- Directed by: Daina Oniunas-Pusić
- Written by: Cesar Vitale
- Produced by: Akiva Goldsman; Greg Lessans; Richard Saperstein; Brooke Saperstein; Annie Saperstein; Beau Turpin;
- Starring: Milly Alcock; Awkwafina; Kate McKinnon; Sofía Vergara; Stavros Halkias; Hannibal Buress; Michael Zegen;
- Production companies: Weed Road; Bluestone Entertainment;
- Country: United States
- Language: English

= Thumb (film) =

Thumb is an upcoming American black comedy film directed by Daina Oniunas-Pusić and written by Cesar Vitale.

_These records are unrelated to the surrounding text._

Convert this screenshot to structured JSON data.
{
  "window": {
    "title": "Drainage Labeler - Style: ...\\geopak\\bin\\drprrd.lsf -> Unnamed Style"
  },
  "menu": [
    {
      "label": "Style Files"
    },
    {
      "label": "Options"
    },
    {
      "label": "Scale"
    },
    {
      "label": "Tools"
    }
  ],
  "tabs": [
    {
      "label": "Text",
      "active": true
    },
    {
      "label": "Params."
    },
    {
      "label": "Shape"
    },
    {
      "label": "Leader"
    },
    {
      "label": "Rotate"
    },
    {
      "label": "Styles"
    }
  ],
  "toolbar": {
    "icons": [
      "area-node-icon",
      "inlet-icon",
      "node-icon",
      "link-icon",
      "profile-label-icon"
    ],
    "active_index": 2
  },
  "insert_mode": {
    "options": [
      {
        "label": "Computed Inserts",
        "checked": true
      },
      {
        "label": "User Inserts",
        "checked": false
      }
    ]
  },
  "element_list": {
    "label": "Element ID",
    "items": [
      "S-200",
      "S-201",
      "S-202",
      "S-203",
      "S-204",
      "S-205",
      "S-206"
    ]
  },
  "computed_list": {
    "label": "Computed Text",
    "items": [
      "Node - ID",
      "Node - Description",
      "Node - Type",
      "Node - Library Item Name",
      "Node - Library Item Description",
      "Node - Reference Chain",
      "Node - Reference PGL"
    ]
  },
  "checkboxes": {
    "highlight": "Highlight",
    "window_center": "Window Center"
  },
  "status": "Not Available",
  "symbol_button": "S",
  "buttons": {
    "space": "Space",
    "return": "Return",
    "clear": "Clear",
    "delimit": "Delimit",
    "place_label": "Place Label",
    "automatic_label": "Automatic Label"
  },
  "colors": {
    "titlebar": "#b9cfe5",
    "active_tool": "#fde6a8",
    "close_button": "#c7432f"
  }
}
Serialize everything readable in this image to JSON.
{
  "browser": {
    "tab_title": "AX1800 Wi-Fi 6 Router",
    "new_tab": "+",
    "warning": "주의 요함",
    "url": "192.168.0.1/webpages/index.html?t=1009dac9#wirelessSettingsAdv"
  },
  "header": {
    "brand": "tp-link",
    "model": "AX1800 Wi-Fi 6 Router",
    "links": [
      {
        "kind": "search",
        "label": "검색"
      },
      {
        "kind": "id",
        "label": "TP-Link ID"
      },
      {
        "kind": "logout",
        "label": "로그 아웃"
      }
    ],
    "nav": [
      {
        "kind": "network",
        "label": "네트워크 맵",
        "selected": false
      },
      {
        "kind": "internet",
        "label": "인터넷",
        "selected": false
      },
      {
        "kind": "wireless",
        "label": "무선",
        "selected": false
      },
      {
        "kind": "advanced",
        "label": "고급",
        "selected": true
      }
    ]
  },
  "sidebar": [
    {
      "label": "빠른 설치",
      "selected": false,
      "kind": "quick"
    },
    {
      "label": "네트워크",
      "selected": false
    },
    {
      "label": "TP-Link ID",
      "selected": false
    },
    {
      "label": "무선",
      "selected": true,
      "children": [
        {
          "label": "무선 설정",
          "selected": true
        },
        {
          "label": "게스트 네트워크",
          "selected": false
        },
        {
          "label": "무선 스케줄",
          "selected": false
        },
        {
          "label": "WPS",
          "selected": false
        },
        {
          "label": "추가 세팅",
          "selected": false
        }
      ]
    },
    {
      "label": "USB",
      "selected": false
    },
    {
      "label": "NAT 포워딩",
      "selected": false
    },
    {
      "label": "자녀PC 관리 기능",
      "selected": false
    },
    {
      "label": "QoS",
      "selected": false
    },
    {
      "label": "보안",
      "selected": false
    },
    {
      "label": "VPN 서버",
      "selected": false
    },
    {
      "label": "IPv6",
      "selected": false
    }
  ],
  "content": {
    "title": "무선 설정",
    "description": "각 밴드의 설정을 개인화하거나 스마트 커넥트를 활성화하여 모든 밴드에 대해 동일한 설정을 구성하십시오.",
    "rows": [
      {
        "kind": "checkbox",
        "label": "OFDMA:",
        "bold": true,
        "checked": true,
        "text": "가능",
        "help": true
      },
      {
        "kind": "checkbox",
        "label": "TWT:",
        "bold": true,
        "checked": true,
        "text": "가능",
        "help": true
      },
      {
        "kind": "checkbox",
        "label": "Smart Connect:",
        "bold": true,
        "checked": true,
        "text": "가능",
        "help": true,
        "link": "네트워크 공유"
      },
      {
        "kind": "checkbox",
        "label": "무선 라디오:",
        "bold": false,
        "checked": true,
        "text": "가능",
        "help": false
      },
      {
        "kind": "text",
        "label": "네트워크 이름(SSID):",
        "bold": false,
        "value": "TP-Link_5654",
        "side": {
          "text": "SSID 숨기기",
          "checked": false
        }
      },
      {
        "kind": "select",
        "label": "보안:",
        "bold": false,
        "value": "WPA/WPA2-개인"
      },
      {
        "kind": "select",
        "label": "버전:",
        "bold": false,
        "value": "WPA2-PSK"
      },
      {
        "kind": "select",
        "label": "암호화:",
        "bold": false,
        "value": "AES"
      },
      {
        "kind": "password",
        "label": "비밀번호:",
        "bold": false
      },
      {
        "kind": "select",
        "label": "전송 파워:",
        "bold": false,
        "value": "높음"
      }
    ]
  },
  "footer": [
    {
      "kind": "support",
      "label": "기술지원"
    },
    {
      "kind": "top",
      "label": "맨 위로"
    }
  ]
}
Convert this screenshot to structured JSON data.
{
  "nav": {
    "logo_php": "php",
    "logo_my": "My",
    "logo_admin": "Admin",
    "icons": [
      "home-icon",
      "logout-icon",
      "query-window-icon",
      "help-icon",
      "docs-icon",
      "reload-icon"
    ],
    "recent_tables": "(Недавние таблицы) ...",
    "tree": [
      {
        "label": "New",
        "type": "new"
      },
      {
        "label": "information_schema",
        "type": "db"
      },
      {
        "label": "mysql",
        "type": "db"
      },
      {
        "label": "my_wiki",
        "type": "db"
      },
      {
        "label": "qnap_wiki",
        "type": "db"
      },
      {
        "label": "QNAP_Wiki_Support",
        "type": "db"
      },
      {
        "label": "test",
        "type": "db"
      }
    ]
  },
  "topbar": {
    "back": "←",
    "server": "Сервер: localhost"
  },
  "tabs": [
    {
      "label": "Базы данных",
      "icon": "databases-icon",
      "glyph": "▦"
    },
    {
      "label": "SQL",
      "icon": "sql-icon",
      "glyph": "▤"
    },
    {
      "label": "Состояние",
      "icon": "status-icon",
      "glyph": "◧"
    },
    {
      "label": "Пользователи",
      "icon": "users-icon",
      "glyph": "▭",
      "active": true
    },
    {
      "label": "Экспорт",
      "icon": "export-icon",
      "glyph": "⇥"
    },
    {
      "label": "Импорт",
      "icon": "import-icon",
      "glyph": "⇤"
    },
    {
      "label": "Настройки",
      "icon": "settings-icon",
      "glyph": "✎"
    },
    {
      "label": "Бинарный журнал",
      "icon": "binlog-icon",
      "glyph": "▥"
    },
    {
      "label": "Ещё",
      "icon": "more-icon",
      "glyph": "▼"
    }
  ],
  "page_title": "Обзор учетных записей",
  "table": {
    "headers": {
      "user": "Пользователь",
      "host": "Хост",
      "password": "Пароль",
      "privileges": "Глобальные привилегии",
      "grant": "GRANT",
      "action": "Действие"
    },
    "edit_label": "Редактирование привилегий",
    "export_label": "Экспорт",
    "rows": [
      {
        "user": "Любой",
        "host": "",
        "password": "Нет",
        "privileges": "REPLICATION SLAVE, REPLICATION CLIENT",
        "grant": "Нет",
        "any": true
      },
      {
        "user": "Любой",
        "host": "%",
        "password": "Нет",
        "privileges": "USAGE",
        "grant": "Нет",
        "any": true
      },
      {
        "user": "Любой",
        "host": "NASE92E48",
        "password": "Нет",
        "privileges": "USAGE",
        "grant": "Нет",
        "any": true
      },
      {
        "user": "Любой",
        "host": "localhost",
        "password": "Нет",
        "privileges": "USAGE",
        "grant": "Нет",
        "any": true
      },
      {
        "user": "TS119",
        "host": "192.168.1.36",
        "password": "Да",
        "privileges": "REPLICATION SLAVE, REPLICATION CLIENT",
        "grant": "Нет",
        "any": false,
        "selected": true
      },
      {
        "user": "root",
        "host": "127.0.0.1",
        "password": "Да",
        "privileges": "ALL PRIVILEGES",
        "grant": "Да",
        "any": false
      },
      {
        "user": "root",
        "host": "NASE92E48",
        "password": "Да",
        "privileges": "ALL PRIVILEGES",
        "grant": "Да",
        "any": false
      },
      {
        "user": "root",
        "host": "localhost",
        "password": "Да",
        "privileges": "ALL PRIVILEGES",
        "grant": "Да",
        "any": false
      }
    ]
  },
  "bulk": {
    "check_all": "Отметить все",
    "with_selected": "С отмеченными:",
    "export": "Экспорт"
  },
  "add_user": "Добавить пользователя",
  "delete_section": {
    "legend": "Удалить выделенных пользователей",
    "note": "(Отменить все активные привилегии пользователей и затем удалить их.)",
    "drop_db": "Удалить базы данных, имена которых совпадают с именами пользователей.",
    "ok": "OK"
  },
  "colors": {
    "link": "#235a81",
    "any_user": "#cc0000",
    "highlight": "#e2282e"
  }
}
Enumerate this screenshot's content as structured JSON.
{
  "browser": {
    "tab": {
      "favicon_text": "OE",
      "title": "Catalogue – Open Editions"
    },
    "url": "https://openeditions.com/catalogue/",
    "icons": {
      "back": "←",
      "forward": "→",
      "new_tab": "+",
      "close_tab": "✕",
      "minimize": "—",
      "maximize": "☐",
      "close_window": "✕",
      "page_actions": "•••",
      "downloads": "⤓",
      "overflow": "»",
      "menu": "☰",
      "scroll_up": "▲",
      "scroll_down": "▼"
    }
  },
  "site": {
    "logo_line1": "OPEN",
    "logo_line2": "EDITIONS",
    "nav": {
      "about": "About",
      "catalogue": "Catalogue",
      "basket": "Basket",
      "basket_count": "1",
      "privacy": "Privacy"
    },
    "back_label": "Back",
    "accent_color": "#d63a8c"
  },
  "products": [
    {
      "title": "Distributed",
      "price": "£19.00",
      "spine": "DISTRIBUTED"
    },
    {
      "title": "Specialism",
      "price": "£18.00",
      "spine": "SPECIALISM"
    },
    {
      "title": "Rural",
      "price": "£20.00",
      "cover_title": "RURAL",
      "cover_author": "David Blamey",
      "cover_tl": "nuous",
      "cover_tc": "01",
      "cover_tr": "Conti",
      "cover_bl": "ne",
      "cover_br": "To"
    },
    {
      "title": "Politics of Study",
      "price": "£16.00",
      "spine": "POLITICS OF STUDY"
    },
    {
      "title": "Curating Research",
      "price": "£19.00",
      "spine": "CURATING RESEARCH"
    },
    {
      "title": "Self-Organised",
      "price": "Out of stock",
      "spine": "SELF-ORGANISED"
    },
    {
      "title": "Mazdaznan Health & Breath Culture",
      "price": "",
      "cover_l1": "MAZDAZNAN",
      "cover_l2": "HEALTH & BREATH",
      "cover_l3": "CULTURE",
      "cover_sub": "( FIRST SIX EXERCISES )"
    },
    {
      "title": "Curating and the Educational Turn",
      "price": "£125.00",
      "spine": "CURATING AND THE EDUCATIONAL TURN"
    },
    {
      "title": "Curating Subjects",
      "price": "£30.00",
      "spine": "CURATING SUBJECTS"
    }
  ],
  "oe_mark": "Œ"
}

It stars Milly Alcock, Awkwafina, Kate McKinnon, Sofía Vergara, Stavros Halkias, Hannibal Buress, and Michael Zegen.

==Cast==
- Milly Alcock
- Awkwafina
- Kate McKinnon
- Sofía Vergara
- Stavros Halkias
- Hannibal Buress
- Michael Zegen

==Production==
In August 2025, it was reported that Daina Oniunas-Pusić would be directing a black comedy film, with the script by Cesar Vitale, and Milly Alcock in the lead role. Principal photography began in mid-November 2025 in New York City, with Awkwafina, Kate McKinnon, Sofía Vergara, Stavros Halkias, Hannibal Buress, and Michael Zegen joining the cast.